Multiple mainstream medical journals have shown the dangers of Low T. Testosterone below 250ng/dl increases the all-cause mortality (the annual number of deaths in a given age group per the population of that age group) by 2.32 times!  The cardiovascular mortality is also more than doubled to 2.56 times the risk. Cancer mortality is more than tripled at 3.46 times the risk.

So men, for your health, your sexual activity and your well-being, have your testosterone levels checked and seek the appropriate treatment. Your life depends on it.

Penis Fracture

Do you have pain with intercourse? Many problems can cause painful intercourse, including allergy to a contraceptive, anxiety, prostatitis, infection or dryness in the partner.

According to the Mayo Clinic, a penis fracture can occur. If the penis is forcefully bent when it is engorged, a fracture of the corpus cavernosum can result in a fracture. The trauma is usually related to aggressive or acrobatic sexual intercourse or, in some cases aggressive masturbation. So handle it with care.

Stress and Heart Attacks

Another situation where acrobatic intercourse can occur may actually lead to a cardiac arrest. It is common knowledge that stress plays a major role in symptoms and illnesses. The relationship between stress, heart disease and sudden death has been recognized since antiquity.

One of the ways a man can decrease the risk of a heart attack is to have sex with his wife instead of his girlfriend. Scientists have warned that men who cheat on their wives have an increased risk of sudden death from cardiac arrest during sex. This is because they are often with younger women in unfamiliar settings, which adds extra stress. This revelation emerged from a report in the Journal of Sexual Medicine.

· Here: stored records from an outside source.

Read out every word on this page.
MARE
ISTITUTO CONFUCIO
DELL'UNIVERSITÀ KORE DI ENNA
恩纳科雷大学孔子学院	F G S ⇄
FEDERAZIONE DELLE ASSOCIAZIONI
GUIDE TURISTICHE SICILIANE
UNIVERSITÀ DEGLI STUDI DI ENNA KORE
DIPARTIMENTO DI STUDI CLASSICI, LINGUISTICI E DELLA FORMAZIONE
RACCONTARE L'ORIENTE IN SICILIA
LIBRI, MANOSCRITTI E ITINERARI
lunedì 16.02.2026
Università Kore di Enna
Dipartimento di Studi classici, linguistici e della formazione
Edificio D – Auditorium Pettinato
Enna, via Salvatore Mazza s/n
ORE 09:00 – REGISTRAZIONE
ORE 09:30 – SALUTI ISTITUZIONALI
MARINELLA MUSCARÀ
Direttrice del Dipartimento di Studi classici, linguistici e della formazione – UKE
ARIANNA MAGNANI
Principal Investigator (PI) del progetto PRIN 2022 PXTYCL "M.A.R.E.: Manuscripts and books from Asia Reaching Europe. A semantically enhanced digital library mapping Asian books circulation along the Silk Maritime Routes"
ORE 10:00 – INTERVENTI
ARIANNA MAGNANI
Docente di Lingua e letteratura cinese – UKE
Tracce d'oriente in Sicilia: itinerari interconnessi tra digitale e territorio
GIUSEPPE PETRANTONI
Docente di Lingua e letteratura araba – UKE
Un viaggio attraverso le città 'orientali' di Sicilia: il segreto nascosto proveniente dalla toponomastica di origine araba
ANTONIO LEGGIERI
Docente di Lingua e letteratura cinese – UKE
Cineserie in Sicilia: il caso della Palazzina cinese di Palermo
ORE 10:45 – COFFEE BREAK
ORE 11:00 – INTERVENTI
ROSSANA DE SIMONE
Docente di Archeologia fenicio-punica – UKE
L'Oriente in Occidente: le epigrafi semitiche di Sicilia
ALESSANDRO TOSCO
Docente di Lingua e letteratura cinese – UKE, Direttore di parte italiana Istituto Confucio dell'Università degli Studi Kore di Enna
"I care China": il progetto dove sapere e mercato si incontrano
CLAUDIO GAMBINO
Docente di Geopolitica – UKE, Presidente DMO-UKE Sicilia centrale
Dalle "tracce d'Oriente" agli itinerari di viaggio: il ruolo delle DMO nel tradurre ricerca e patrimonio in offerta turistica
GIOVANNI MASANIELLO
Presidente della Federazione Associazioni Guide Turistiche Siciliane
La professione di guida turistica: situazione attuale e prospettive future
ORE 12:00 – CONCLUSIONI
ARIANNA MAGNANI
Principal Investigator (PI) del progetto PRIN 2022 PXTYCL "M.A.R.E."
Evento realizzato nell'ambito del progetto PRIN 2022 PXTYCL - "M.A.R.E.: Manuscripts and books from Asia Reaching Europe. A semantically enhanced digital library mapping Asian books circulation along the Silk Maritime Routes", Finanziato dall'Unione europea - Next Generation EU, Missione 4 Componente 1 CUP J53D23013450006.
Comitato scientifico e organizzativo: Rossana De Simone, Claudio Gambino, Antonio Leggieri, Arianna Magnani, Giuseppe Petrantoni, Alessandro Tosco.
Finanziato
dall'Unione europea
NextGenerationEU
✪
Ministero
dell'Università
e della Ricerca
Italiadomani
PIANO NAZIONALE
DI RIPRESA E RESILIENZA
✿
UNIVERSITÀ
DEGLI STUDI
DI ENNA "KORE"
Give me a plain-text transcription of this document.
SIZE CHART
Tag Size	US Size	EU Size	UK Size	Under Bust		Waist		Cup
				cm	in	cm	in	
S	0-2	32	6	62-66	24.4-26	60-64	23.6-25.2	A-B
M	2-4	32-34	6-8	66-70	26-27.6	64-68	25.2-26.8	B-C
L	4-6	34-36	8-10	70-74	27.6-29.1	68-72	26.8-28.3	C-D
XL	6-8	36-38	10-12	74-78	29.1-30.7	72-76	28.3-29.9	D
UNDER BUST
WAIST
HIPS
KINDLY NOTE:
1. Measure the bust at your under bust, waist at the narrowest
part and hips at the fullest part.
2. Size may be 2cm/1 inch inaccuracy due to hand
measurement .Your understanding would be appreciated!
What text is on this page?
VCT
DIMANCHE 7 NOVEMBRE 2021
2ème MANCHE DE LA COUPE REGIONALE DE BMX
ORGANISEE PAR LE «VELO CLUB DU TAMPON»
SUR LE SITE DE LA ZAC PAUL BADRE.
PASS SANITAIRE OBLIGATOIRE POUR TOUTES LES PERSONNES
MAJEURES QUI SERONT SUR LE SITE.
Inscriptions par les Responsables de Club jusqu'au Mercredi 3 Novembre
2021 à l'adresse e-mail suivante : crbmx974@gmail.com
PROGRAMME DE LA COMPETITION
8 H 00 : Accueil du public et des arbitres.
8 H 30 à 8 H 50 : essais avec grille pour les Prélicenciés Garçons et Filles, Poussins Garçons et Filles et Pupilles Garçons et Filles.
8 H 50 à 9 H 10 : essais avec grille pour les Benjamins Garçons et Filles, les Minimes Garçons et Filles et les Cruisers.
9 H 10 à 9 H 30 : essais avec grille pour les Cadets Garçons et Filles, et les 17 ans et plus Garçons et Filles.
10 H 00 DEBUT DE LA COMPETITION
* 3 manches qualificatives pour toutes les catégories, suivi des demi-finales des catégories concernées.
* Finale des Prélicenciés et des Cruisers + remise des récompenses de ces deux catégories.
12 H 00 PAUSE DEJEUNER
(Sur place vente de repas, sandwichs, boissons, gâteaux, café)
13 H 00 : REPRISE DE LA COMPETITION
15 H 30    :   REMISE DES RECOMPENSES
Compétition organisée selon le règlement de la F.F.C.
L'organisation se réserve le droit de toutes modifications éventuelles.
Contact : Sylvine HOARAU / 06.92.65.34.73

Professor Glenn Levine, from Baylor College of Medicine in Houston, said autopsy reports of nearly 6,000 cases of sudden death found 0.6 percent happened during sex. Although a small proportion of the total, up to 93 percent of those who died during sex were thought to be engaging in extra-marital sex!(Circulation, 2012).

Another recent study found in the Journal of Sexual Medicine, shows that unfaithful men risk not only their marriage but also their cardiac health, and sexual encounters away from home and with younger women are particularly dangerous.

The precise reasons for the increase in heart attack death are still unclear, but researchers suggest that a guilty conscience, stress from keeping the affair a secret, and the stress of wining, dining and satisfying a woman who is likely to be younger than the man’s wife could all contribute to the link.


If you find yourself tired or your sexual activity is compromised by joint pain or muscle stiffness, lab testing for neurotransmitters, anemia, hidden food allergies or toxins may start you a healthier, more active path.

Mayo Clinic’s Signs or Symptoms of a Penis Problem

Consult your doctor if you have:

  • Changes in ejaculation.
  • Warts, bumps, bleeding, burning, discharge or rashes.
  • A severely bent penis.

What can you do to keep your penis healthy?

  • Stay healthy. This can be a real motivating factor for men to live a healthy lifestyle.
  • Be sexually responsible.
  • Stay physically active.
  • Get tested for underlying health issues.
  • Know your medications.
  • Stop smoking and limit alcohol.
  • Routinely examine your penis.
  • Use your penis regularly. Frequent sex can decrease ED.


Relationships are always the key, having a strong component to health and sexual activities. When you are having fun your brain chemistry changes, your energy increases and your overall health improves.

Finally—is it true that the size of the penis is related to ethnicity or shoe size? Well, there is research on that, but what’s really important is that the man thinks it is large and that it works. Most important is that the function of the penis is often a reflection of health, well-being and longevity.